La France compte deux grands bassins ovins laitiers, en Aveyron et dans les Pyrénées-Atlantiques, avec respectivement les appellations d’origine protégée (AOP) Roquefort et Ossau-Iraty. Or, comme l’a indiqué le Pr Philippe Jacquiet t (L 86) lors de la Journée d’animation scientifique de l’École nationale vétérinaire de Toulouse (ENVT) du 20 avril 2023*, le climat humide des Pyrénées-Atlantiques – les cumuls de pluie pouvant être importants – est favorable à Haemonchus contortus, le "serial killer de brebis et de chèvres". Ce parasite hématophage peut en effet être responsable de mortalité massive dans le sud du pays, notamment dans les Pyrénées-Atlantiques. L’AOP Ossau-Iraty impose aux éleveurs de faire pâturer leurs brebis au moins 240 jours par an ; les pâturages étant souvent de petite taille dans ce bassin, l’exposition des animaux au parasite peut être très élevée.

Des traitements raisonnés

Pour lutter contre l’haemonchose, trois axes ont été identifiés par Philippe Jacquiet. L’éleveur peut tarir les sources de contamination de l’élevage (en modifiant les conduites de pâturage, par exemple), augmenter la résistance des animaux ou utiliser de manière rationnelle la chimie. Actuellement, l’éprinomectine, une lactone macrocyclique ayant un temps d’attente nul pour le lait, est particulièrement utilisée pour traiter les animaux. Des parasites résistants sont par conséquent apparus, et les résultats obtenus par l’équipe du Dr Jacquiet – à la suite de coproscopies faites sur plusieurs centaines d’animaux – ont montré que les niveaux d’infestation pouvaient varier considérablement d’un animal à l’autre. Certains étaient à peine parasités quand d’autres apparaissaient comme de très forts excréteurs d’œufs. C’est pourquoi, il recommande de traiter uniquement les animaux les plus infestés afin de diminuer l’utilisation de l’éprinomectine, tout en obtenant des résultats satisfaisants. Comme l’a indiqué Philippe Jacquiet, pour ne pas avoir à analyser les selles de tous les animaux des troupeaux, un arbre décisionnel simple a été développé à l’attention des éleveurs et des vétérinaires à partir de ces éléments. D’après cet outil, qui repose sur l’âge des animaux et leur état de santé, ceux en première lactation devraient être traités systématiquement, tandis que les multipares ne devraient l’être que s’ils présentent des signes cliniques ou un mauvais état corporel.
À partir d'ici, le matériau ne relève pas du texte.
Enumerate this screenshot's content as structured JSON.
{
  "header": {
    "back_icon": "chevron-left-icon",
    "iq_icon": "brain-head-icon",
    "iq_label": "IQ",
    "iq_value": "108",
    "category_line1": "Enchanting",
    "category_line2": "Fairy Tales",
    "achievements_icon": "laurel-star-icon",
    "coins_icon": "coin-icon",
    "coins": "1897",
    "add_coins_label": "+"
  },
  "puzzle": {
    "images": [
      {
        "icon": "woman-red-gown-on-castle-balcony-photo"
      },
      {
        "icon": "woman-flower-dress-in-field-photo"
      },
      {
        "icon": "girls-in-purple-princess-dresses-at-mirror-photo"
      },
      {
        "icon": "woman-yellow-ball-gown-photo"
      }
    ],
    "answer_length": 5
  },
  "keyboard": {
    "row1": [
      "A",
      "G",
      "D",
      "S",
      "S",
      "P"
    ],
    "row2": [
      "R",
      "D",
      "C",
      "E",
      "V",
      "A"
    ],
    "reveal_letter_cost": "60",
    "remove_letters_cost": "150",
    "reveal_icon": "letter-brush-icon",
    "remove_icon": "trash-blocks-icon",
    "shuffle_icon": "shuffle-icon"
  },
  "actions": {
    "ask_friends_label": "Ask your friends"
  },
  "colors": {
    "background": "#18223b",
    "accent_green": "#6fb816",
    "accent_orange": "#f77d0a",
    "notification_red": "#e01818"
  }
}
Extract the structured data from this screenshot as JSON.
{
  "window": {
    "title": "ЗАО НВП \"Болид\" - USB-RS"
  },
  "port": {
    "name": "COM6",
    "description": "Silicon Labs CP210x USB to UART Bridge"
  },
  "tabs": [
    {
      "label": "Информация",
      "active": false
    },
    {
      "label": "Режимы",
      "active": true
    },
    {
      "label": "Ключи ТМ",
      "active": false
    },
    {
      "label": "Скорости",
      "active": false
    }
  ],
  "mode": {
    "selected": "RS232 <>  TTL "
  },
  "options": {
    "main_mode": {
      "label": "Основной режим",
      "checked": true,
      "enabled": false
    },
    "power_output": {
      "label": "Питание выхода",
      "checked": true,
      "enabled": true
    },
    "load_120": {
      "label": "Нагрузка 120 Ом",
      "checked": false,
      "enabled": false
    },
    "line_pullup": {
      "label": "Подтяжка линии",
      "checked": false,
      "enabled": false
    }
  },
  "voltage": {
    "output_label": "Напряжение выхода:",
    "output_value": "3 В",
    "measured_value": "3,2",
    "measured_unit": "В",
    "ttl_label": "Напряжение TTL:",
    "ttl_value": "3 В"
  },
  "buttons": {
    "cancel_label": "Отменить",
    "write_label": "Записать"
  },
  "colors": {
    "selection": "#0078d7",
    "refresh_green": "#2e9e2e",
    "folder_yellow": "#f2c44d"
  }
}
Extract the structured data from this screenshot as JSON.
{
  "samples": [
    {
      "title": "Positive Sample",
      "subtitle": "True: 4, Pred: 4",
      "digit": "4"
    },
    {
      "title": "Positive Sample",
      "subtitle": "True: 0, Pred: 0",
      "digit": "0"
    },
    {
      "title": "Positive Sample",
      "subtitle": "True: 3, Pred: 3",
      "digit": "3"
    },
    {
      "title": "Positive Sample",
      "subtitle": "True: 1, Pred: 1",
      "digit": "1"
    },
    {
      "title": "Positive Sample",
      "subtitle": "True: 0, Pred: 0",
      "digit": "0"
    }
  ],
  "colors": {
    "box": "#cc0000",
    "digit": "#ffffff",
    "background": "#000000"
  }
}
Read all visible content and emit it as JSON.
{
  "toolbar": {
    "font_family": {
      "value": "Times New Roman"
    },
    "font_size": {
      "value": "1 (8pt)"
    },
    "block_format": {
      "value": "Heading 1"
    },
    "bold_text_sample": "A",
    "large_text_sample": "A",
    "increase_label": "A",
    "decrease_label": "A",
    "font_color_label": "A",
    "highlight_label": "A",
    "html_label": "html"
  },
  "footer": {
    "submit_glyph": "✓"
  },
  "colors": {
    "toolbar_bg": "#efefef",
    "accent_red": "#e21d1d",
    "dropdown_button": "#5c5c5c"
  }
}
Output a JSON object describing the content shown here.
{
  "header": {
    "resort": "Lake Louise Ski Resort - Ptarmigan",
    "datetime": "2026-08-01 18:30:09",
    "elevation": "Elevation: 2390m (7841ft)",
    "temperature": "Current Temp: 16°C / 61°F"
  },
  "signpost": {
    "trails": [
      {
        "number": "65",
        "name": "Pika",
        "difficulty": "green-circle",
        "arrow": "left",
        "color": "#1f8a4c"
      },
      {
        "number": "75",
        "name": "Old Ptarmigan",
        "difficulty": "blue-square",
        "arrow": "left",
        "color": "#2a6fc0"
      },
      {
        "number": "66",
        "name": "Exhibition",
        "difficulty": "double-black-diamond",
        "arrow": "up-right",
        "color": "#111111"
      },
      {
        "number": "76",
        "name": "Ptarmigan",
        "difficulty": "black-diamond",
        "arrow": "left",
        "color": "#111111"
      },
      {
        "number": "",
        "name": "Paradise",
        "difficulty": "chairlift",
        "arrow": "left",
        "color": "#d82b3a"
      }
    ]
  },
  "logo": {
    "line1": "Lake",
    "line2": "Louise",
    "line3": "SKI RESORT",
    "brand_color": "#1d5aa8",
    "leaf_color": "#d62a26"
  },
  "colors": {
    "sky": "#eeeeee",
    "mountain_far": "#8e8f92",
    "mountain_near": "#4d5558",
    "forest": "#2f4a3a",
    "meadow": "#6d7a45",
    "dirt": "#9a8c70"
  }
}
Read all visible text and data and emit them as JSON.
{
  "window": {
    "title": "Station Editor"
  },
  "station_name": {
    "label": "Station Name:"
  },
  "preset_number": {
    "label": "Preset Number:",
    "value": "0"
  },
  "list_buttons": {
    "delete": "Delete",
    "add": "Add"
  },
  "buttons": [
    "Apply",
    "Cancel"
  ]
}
Des méthodes de lutte complémentaires

Par ailleurs, l’équipe de chercheurs de l’ENVT a également étudié les béliers destinés à la reproduction, le professeur se demandant pourquoi il en irait différemment avec les mâles si les niveaux d’infestation varient entre brebis. Elle a ainsi convaincu des éleveurs d’infester expérimentalement leurs animaux avec une quantité connue de parasites. Sur les 1 500 béliers infestés, les résultats étaient similaires à ceux obtenus chez les brebis. Il a alors été décidé de réformer chaque année de 10 % à 15 % des béliers les plus sensibles à l’infestation, d’utiliser prioritairement les béliers les plus résistants pour l’insémination artificielle, dans les élevages où des résistances aux lactones macrocycliques étaient présentes. Et depuis 2023, d’y mettre en place une sélection génomique. Comme l’a conclu Philippe Jacquiet, l’apparition d’une multirésistance aux anthelminthiques chez les strongles gastro-intestinaux, en particulier chez Haemonchus contortus, prend donc de l’ampleur dans notre pays. Selon lui, la lutte contre ces parasites ne peut plus reposer uniquement sur l’utilisation régulière de la chimie : cette dernière doit être utilisée de manière raisonnée, parallèlement à d’autres méthodes qui visent à augmenter la résistance des animaux et à tarir les sources de contamination.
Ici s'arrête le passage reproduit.